I would love to pay attention to them all. The harsh reality is that the bigger and more significant a given studio and its IP and long-running franchises become, the more likely it is that lead developers and major figures develop creative differences or just a yen for greenfields and leave, to the point that the space packed with studios that are started out of “one of the creative leads of ‘franchise X’ ” just starts to become noise. There seem to be an innumerable set of studios born out of former leads of Bungie and Destiny, 343 and Halo, Bioware and Dragon Age. And now with the recurring reports of toxic environments existing at Activision/Blizzard and Ubisoft, we are seeing more news coverage of the demographic of studios borne out of that splicing. Speaking of splicing, the number of studios that hone back in some way to paths crossed with Irrational Games in some genetic manner is almost too many to count. It is often just too much.

But I think that the sheer magnitude of trying to account for all of these tentacles in the timeline and the variants they spawn as a means to determine what games we should pay attention to should not be cause to be less attenuated to this signal. No, we cannot keep up with them all. But I think it is still important to pay attention to, and to learn from. In many ways, I think of Torchlight as the branch that fixed a lot of the things that I had problems with in Diablo II. Such emergences will continue to occur and I think that our understanding of the history, creative, and social events that begat them lend to the overall consumption experience in playing these games.
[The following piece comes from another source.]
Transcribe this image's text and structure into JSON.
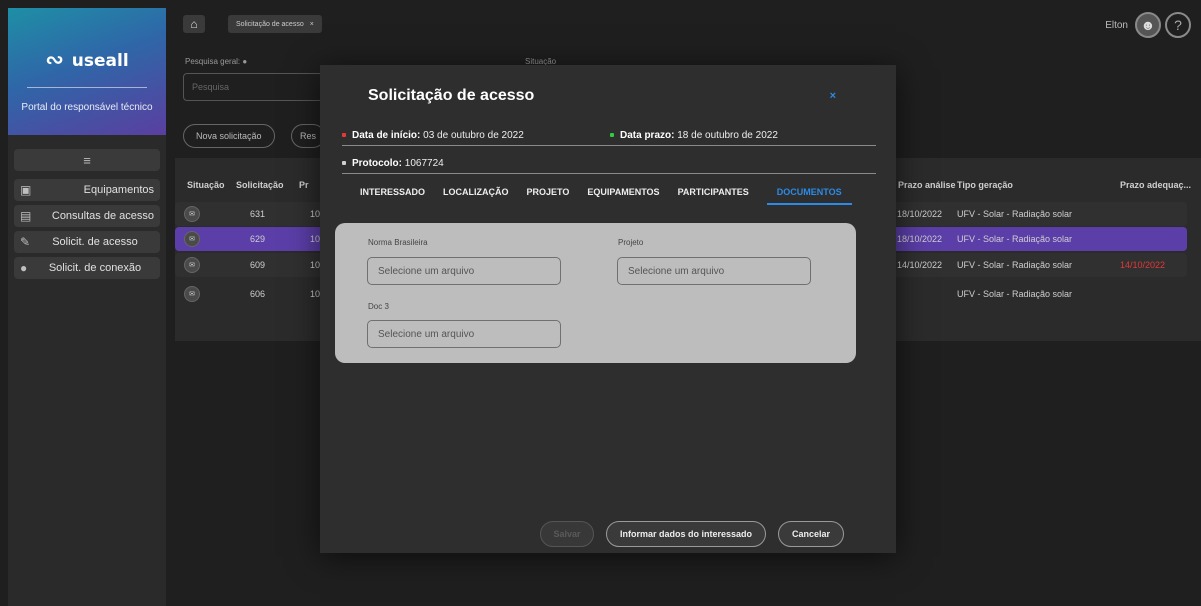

It is kind of like the marinade that creates the deep flavors running beneath the surface of any given title’s graphics, mechanics, and artistic style. So I think these pedigrees do make a difference, even when the landscape seems exhaustively dotted with studios from a few common points of departure. I’d propose that when it seems like those genetic fibers all seem too common, then you should dive deep, and read more current and past writings covering those teams and personalities and see if you can unearth the key differences that may pervade. I can almost guarantee that the depth of understanding and digestion of the next title you play from them will be much more greatly enriched that you would have though possible.